Quelles sont les alternatives pour une cession réussie ?

A. G. Plus la structuration personnelle du chef d’entreprise aura été préparée, plus la cession sera réalisée dans des conditions favorables. Pour autant si rien n’a pu être anticipé, le choix d’une structuration adaptée et les orientations stratégiques doivent être dessinées avant la cession. Pour cela, les conditions du deal doivent être précisément connues et maîtrisées. Pour illustrer cette situation de façon pratique, prenons un exemple : un chef d’entreprise cède pour 10 millions d’euros€ (8 millions d’euros à la cession et 2 millions d’euros d’earn-out), avec un engagement de réinvestissement de 2,5 millions d’euros et une garantie d’actif-passif de 1,5 million :

 

Caractéristiques de la cession

Cession

   10 000 000 €

Prix d'acquisition

     8 000 000 €

Earn-out

     2 000 000 €

Réinvestissement

     2 500 000 €

GAP

     1 500 000 €

 

La première hypothèse de cession qui se présente est la cession en direct, les titres directement détenus par le chef d’entreprise sont cédés à l’acquéreur.

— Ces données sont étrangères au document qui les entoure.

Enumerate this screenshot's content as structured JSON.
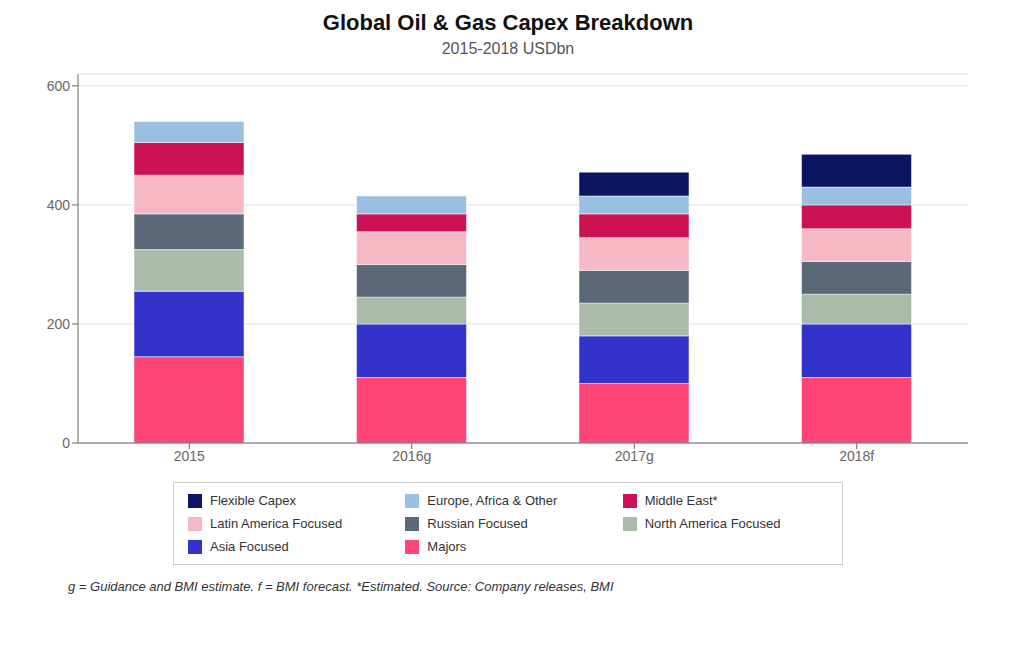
{
  "chart_data": {
    "type": "bar",
    "stacked": true,
    "title": "Global Oil & Gas Capex Breakdown",
    "subtitle": "2015-2018 USDbn",
    "footnote": "g = Guidance and BMI estimate. f = BMI forecast. *Estimated. Source: Company releases, BMI",
    "categories": [
      "2015",
      "2016g",
      "2017g",
      "2018f"
    ],
    "series": [
      {
        "name": "Majors",
        "color": "#FF4477",
        "values": [
          145,
          110,
          100,
          110
        ]
      },
      {
        "name": "Asia Focused",
        "color": "#3333CC",
        "values": [
          110,
          90,
          80,
          90
        ]
      },
      {
        "name": "North America Focused",
        "color": "#AABBAA",
        "values": [
          70,
          45,
          55,
          50
        ]
      },
      {
        "name": "Russian Focused",
        "color": "#5A6878",
        "values": [
          60,
          55,
          55,
          55
        ]
      },
      {
        "name": "Latin America Focused",
        "color": "#F5B8C4",
        "values": [
          65,
          55,
          55,
          55
        ]
      },
      {
        "name": "Middle East*",
        "color": "#CC1155",
        "values": [
          55,
          30,
          40,
          40
        ]
      },
      {
        "name": "Europe, Africa & Other",
        "color": "#99C0E0",
        "values": [
          35,
          30,
          30,
          30
        ]
      },
      {
        "name": "Flexible Capex",
        "color": "#0A1460",
        "values": [
          0,
          0,
          40,
          55
        ]
      }
    ],
    "ylim": [
      0,
      620
    ],
    "yticks": [
      0,
      200,
      400,
      600
    ],
    "grid": true,
    "legend": "bottom"
  }
}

La seconde solution est l’apport-cession qui demande au chef d’entreprise d’organiser sa structuration avant la cession, puis il y a surtout une troisième réponse possible mettant en œuvre différents mécanismes de cession de sorte d’être parfaitement adapté aux projets et attentes du chef d’entreprise.

 

Considérant l’impact fiscal d’une cession en direct, le premier réflexe lors d’une telle opération est de chercher une alternative et donc de s’orienter vers le mécanisme d’apport-cession, qui permet de placer sa plus-value en report d’imposition, et donc ne pas supporter la fiscalité sur la plus-value de cession en apportant ses titres détenus en direct à une holding personnelle. Comme tout dispositif fiscal avantageux pour une personne physique, il existe des contreparties à respecter, notamment celle du remploi d’une partie du produit de cession des titres apportés.

 

Première hypothèse : la cession en direct

Cession en direct (assiette taxable)

   10 000 000 €

Fiscalité

     3 400 000 €

Réinvestissement

     2 500 000 €

GAP

     1 500 000 €

Liquidités disponibles à la cession

     2 600 000 €

Coût fiscal global

     3 400 000 €

 

Une cession en direct permettrait de bénéficier de liquidités pour supporter l’engagement de réinvestissement et la garantie d’actif-passif, mais ferait supporter une fiscalité globale de 3,4 millions d’euros pour des liquidités disponibles au moment de la cession de 2,6 millions d’euros.

 

Deuxième hypothèse :  l’apport-cession ou 150-0 B Ter du CGI

Apport cession

     3 900 000 €

Cession direct

     6 100 000 €

Fiscalité

     2 074 000 €

Réinvestissement

     2 500 000 €

GAP

     1 500 000 €

Liquidités disponibles à la cession

          26 000 €

Coût fiscal global

     2 074 000 €

 

Le mécanisme de l’apport-cession qui est présenté comme permettant de mieux maîtriser la fiscalité de la cession ne pourrait être réalisé sur l’ensemble des titres dans la mesure où l’engagement de réinvestissement et la garantie actif-passif ne peuvent être supportés par la holding à laquelle les titres ont été apportés, ou plus précisément le réinvestissement ne pourrait être supporté que par une partie des liquidités disponibles dans la holding. Dans cette hypothèse, la fiscalité supportée par le chef d’entreprise est de 2 millions d’euros pour des liquidités disponibles au moment de la cession de 26 000 euros.

 

Troisième hypothèse : le sur-mesure par la mise en place d’un ensemble de mécanismes

Il est également possible d’envisager l’engagement de réinvestissement par un échange de titres, ce qui mettrait l’imposition, non pas en report mais en sursis et de créer un schéma hybride permettant de répondre précisément aux projets du cédant.

 

Apport cession

     4 000 000 €

Cession direct

     3 500 000 €

Fiscalité

     1 190 000 €

Réinvestissement par échange de titre

     2 500 000 €

Sursis d'imposition (exigible à la revente des titres échangés)

        850 000 €

GAP

     1 500 000 €

Liquidités disponibles à la cession

     2 310 000 €

Coût fiscal global

     2 040 000 €

 

Dans ce schéma, le chef d’entreprise dispose de 2,3 millions d’euros de liquidités immédiates pour un coût fiscal global de 2 millions d’euros. Au moment de la sortie de son réinvestissement, son sursis tombera mais cet événement de liquidités lui permettra de régler cet impôt. La stratégie doit être esquissée et équilibrée en considération des besoins du cédant, de ses contraintes et de ses projets. La connaissance de ces mécanismes et son anticipation permettent de négocier les conditions de sa cession, elle se prépare ainsi tant dans la structuration que dans les dispositions dans lesquelles le chef d’entreprise va se placer face à l’acquéreur.

 

Quelle est finalement la meilleure stratégie de cession ?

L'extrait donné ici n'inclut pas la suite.